The inventive surge absorbing component having protection function is assembled and is connected as shown in the circuit diagram of FIG. 2, a microgap surge absorbing element 9 and a metal wire with high stiffness 14 are assembled, and the telephone line 3 is connected so as to protect an equipment 2 from surge. Further, each of terminals 11A, 11B and 11C are positioned as shown in FIG. 2.
The above assembled surge absorbing component having protection function was tested by charging overvoltage, and the reference product was tested similarly.

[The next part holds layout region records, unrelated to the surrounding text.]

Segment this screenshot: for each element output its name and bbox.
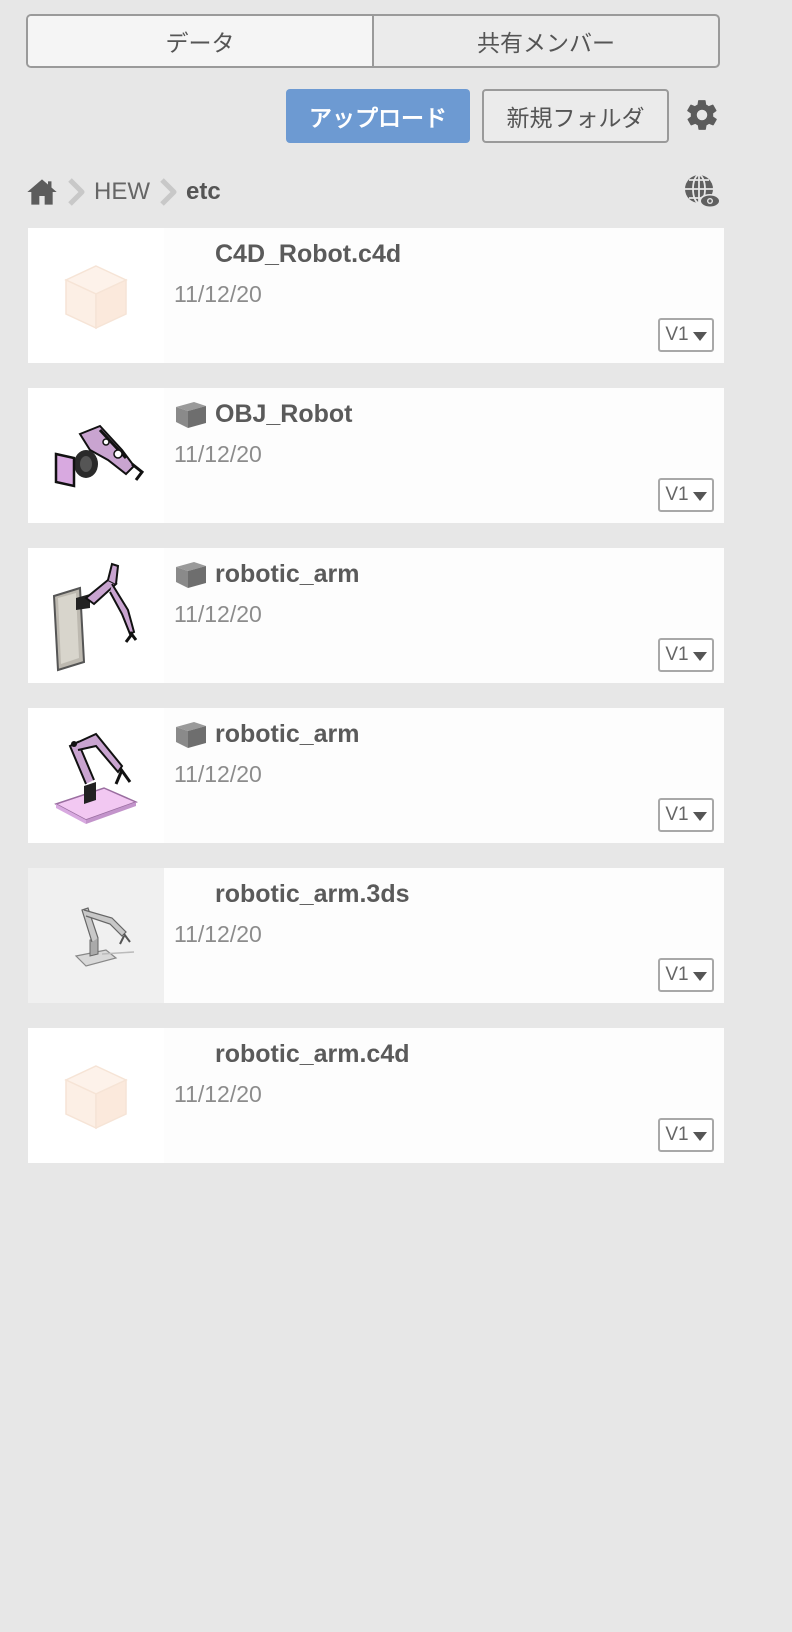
breadcrumb-item-etc: etc <box>186 178 221 205</box>
chevron-down-icon <box>692 651 707 661</box>
file-name: robotic_arm <box>215 560 360 588</box>
arm-wall-panel-thumbnail <box>52 562 138 672</box>
file-date: 11/12/20 <box>174 441 262 467</box>
file-thumbnail <box>28 868 164 1003</box>
globe-eye-icon[interactable] <box>683 173 721 211</box>
file-card[interactable]: robotic_arm.3ds 11/12/20 V1 <box>28 868 724 1003</box>
chevron-down-icon <box>692 1131 707 1141</box>
file-date: 11/12/20 <box>174 921 262 947</box>
file-card[interactable]: OBJ_Robot 11/12/20 V1 <box>28 388 724 523</box>
robot-gripper-thumbnail <box>54 424 145 488</box>
version-select[interactable]: V1 <box>658 478 714 512</box>
3d-model-icon <box>176 402 206 428</box>
arm-on-base-thumbnail <box>54 732 139 824</box>
breadcrumb-item-hew[interactable]: HEW <box>94 178 150 206</box>
breadcrumb: HEW etc <box>26 172 221 212</box>
file-card[interactable]: robotic_arm.c4d 11/12/20 V1 <box>28 1028 724 1163</box>
chevron-right-icon <box>68 178 85 206</box>
new-folder-button[interactable]: 新規フォルダ <box>482 89 669 143</box>
file-name: C4D_Robot.c4d <box>215 240 402 268</box>
file-date: 11/12/20 <box>174 281 262 307</box>
gear-icon[interactable] <box>684 97 720 133</box>
file-thumbnail <box>28 388 164 523</box>
chevron-down-icon <box>692 971 707 981</box>
file-card[interactable]: robotic_arm 11/12/20 V1 <box>28 708 724 843</box>
file-name: robotic_arm.3ds <box>215 880 410 908</box>
home-icon[interactable] <box>26 176 58 208</box>
tab-shared-members[interactable]: 共有メンバー <box>372 16 718 66</box>
chevron-right-icon <box>160 178 177 206</box>
file-name: OBJ_Robot <box>215 400 353 428</box>
file-thumbnail <box>28 228 164 363</box>
view-tabs: データ 共有メンバー <box>26 14 720 68</box>
chevron-down-icon <box>692 331 707 341</box>
version-select[interactable]: V1 <box>658 1118 714 1152</box>
3d-model-icon <box>176 562 206 588</box>
version-select[interactable]: V1 <box>658 798 714 832</box>
file-card[interactable]: C4D_Robot.c4d 11/12/20 V1 <box>28 228 724 363</box>
placeholder-cube-icon <box>64 264 128 329</box>
chevron-down-icon <box>692 491 707 501</box>
file-date: 11/12/20 <box>174 1081 262 1107</box>
tab-data[interactable]: データ <box>28 16 372 66</box>
file-thumbnail <box>28 708 164 843</box>
placeholder-cube-icon <box>64 1064 128 1129</box>
3d-model-icon <box>176 722 206 748</box>
file-list: C4D_Robot.c4d 11/12/20 V1 OBJ_Robot 11/1… <box>28 228 724 1188</box>
file-name: robotic_arm <box>215 720 360 748</box>
file-thumbnail <box>28 1028 164 1163</box>
file-thumbnail <box>28 548 164 683</box>
version-select[interactable]: V1 <box>658 318 714 352</box>
file-date: 11/12/20 <box>174 761 262 787</box>
version-select[interactable]: V1 <box>658 638 714 672</box>
chevron-down-icon <box>692 811 707 821</box>
file-date: 11/12/20 <box>174 601 262 627</box>
arm-grey-thumbnail <box>74 906 135 967</box>
file-card[interactable]: robotic_arm 11/12/20 V1 <box>28 548 724 683</box>
file-name: robotic_arm.c4d <box>215 1040 410 1068</box>
version-select[interactable]: V1 <box>658 958 714 992</box>
upload-button[interactable]: アップロード <box>286 89 470 143</box>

The result is described as below table 1.
Herein, the reference product has the above-mentioned conventional structure, i.e. a temperature fuse is mounted around the surface of the gap or microgap surge absorbing element, and will be melt down when heated, so that the protection function is provided.
It is apparent from Table 1 that the inventive product evidences significant improvement of the performance in range of lower current applied.

INDUSTRIAL UTILIZATION

The inventive surge absorbing component for protecting a communication line from overvoltage or overcurrent will provide relatively shorter time for making open the circuit in comparison with the reference product, by using a metal wire with high stiffness which has been elastically deformed, and therefore, enabling to discontinue rapidly the loading of overvoltage or overcurrent.
The metal wire with high stiffness which has been elastically deformed can be returned mechanically immediately after the overvoltage or overcurrent is applied, and then, the circuit for the surge absorbing element is rapidly made to be open so as to protect the equipment.
Therefore, the inventive surge absorbing component with protection function can protect the equipment such as a telephone, telecopier, and telephone exchanger being connected to the line, from surge and overvoltage and overcurrent, then improving the operation performance of the surge absorbing component having protection function.

Claims

A surge absorbing component with protection function for a semiconductor circuit or a communication (telephone) line to protect from overvoltage and overcurrent,
comprising;
a metal wire with high stiffness which has been mechanically and elastically deformed, fixed and mounted on a terminal or a lead of a gap or microgap surge absorbing element through a low melting point metal, such that when overvoltage or overcurrent is applied to heat said surge absorbing element, said low melting point metal is melt, thereby the metal wire with high stiffness being lifted from the terminal or lead connected, to open the circuit to connect to an equipment or a circuit to be protected, and said metal wire with high stiffness being connected in series to the equipment or the circuit to be protected.
The surge absorbing component according to claim 1, wherein said metal with high stiffness modulus is phosphor bronze.
The surge absorbing component according to claim 1, wherein said lower melting point metal wire is made of metal having the melting point below 400 °C, and particularly soldering metal.